Didi's U.S. withdrawal less than a year after its debut is seen as a way to appease regulators angered by its move to push ahead with a $4.4 billion IPO despite being asked to put it on hold while Chinese officials reviewed its data practices.
Didi's mobile apps have been removed from app stores in China and new user registrations remain suspended as part of the investigation. The company reported a 13% drop in fourth-quarter revenue last month, compared to a doubling in the first quarter of 2021 before the probe.
The cybersecurity review of China's Cyberspace Administration is yet to be completed and any penalties to be imposed are still to be decided, according to sources with knowledge of the matter.
They added that Didi's final penalty would have to be signed off by the central leadership, which is now grappling with more urgent issues such as a sharp economic slowdown and coronavirus outbreaks across the country.
One of the people said Didi's cybersecurity probe is not high on the agenda of the central leaders.
Some investors don't have an exit option on their shares, whose value has already shrivelled, due to delays in charting Didi's future. The ride-hailer's value is currently around $7.2 billion compared to $80 billion at the time of its listing.
Didi didn't respond immediately to a request for comment. The State Council Information Office and the CAC didn't do anything.
Didi, backed by SoftBank and Uber Technologies, said earlier this month that if it does not delist from the U.S. bourse, it wouldn't be able to complete Beijing's cybersecurity review, which has adversely affected its business.
On Monday, 96% of Didi's shareholders approved delisting its American Depositary Shares from the New York Stock Exchange. On or after June 2, it plans to file paperwork with the U.S. Securities and Exchange Commission.
Didi, which also offers delivery and financial services, was expected to list in Hong Kong by June. Such plans were put on hold indefinitely after failing to get the approval of Chinese regulators, according to a report by Reuters.

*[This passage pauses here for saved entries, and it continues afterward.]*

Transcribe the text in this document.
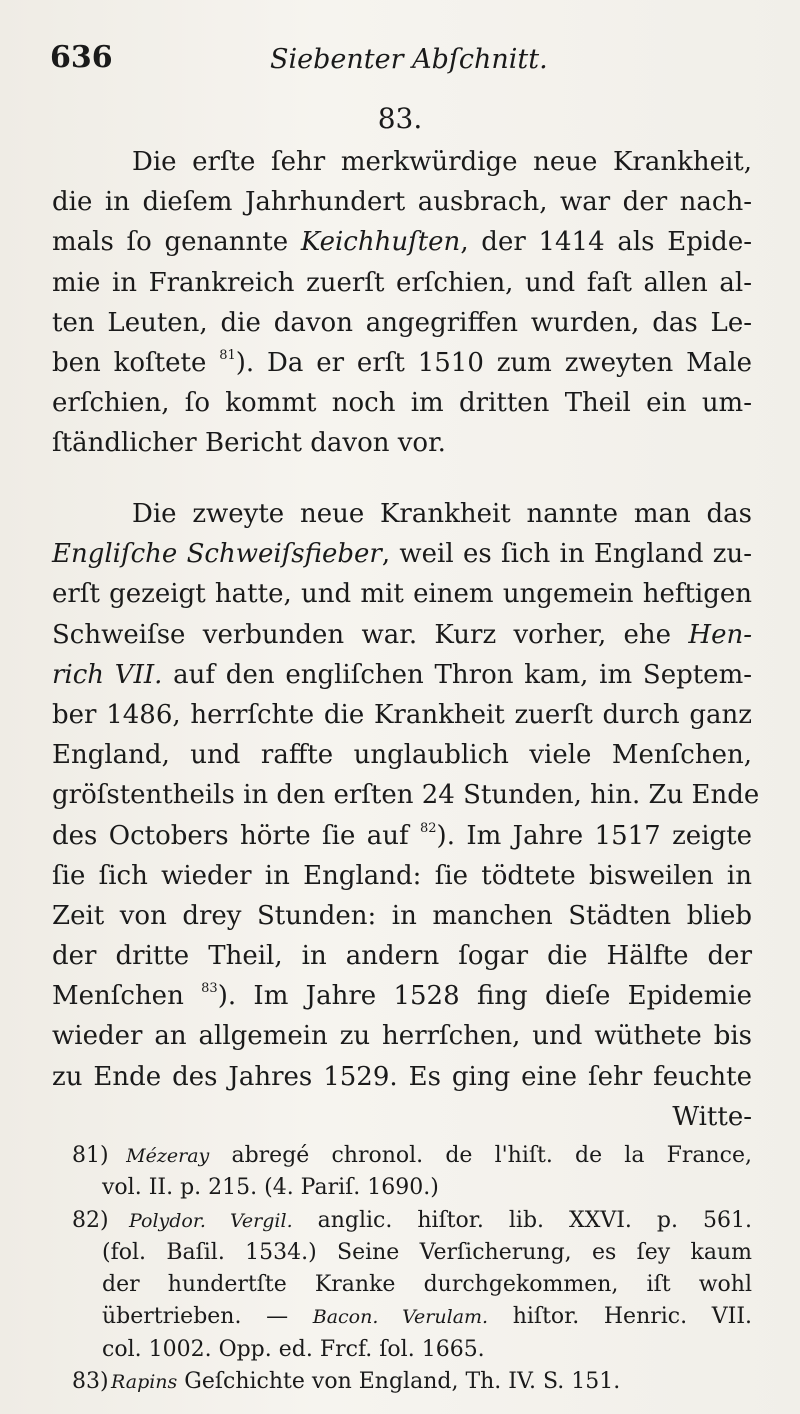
636	Siebenter Abſchnitt.
83.
Die erſte ſehr merkwürdige neue Krankheit,
die in dieſem Jahrhundert ausbrach, war der nach-
mals ſo genannte Keichhuſten, der 1414 als Epide-
mie in Frankreich zuerſt erſchien, und faſt allen al-
ten Leuten, die davon angegriffen wurden, das Le-
ben koſtete $^{81}$). Da er erſt 1510 zum zweyten Male
erſchien, ſo kommt noch im dritten Theil ein um-
ſtändlicher Bericht davon vor.
Die zweyte neue Krankheit nannte man das
Engliſche Schweiſsfieber, weil es ſich in England zu-
erſt gezeigt hatte, und mit einem ungemein heftigen
Schweiſse verbunden war. Kurz vorher, ehe Hen-
rich VII. auf den engliſchen Thron kam, im Septem-
ber 1486, herrſchte die Krankheit zuerſt durch ganz
England, und raffte unglaublich viele Menſchen,
gröſstentheils in den erſten 24 Stunden, hin. Zu Ende
des Octobers hörte ſie auf $^{82}$). Im Jahre 1517 zeigte
ſie ſich wieder in England: ſie tödtete bisweilen in
Zeit von drey Stunden: in manchen Städten blieb
der dritte Theil, in andern ſogar die Hälfte der
Menſchen $^{83}$). Im Jahre 1528 fing dieſe Epidemie
wieder an allgemein zu herrſchen, und wüthete bis
zu Ende des Jahres 1529. Es ging eine ſehr feuchte
Witte-
81) Mézeray abregé chronol. de l'hiſt. de la France,
vol. II. p. 215. (4. Pariſ. 1690.)
82) Polydor. Vergil. anglic. hiſtor. lib. XXVI. p. 561.
(fol. Baſil. 1534.) Seine Verſicherung, es ſey kaum
der hundertſte Kranke durchgekommen, iſt wohl
übertrieben. — Bacon. Verulam. hiſtor. Henric. VII.
col. 1002. Opp. ed. Frcf. ſol. 1665.
83) Rapins Geſchichte von England, Th. IV. S. 151.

The regulatory action against Didi was part of a wider crackdown by authorities last year for violations of antitrust and data security rules, as well as other issues, targeting some of China's best known corporate names.
Didi announced in December that it would withdraw from the NYSE and pursue a Hong Kong listing in a stunning reversal just five months after its debut.
The delisting marks an essential but still small step for Didi to survive, said a person familiar with the company's thinking. It has to cut off its presence in the U.S. capital market as soon as possible to win the chance. China's strict zero-COVID rules have put several cities including Shanghai under lock down for months and forced many others to apply mobility controls, which is another obstacle facing Didi's revival of ride-hailing business.
China's ride-hailing market has been on a downward spiral since mid- last year due to COVID 19 outbreaks and tighter control on license compliance, with orders down 30% and 37% year-on-year in March and April, according to Bernstein analysts.
If life is back to normal, you need to spend more marketing, they wrote in a note last week.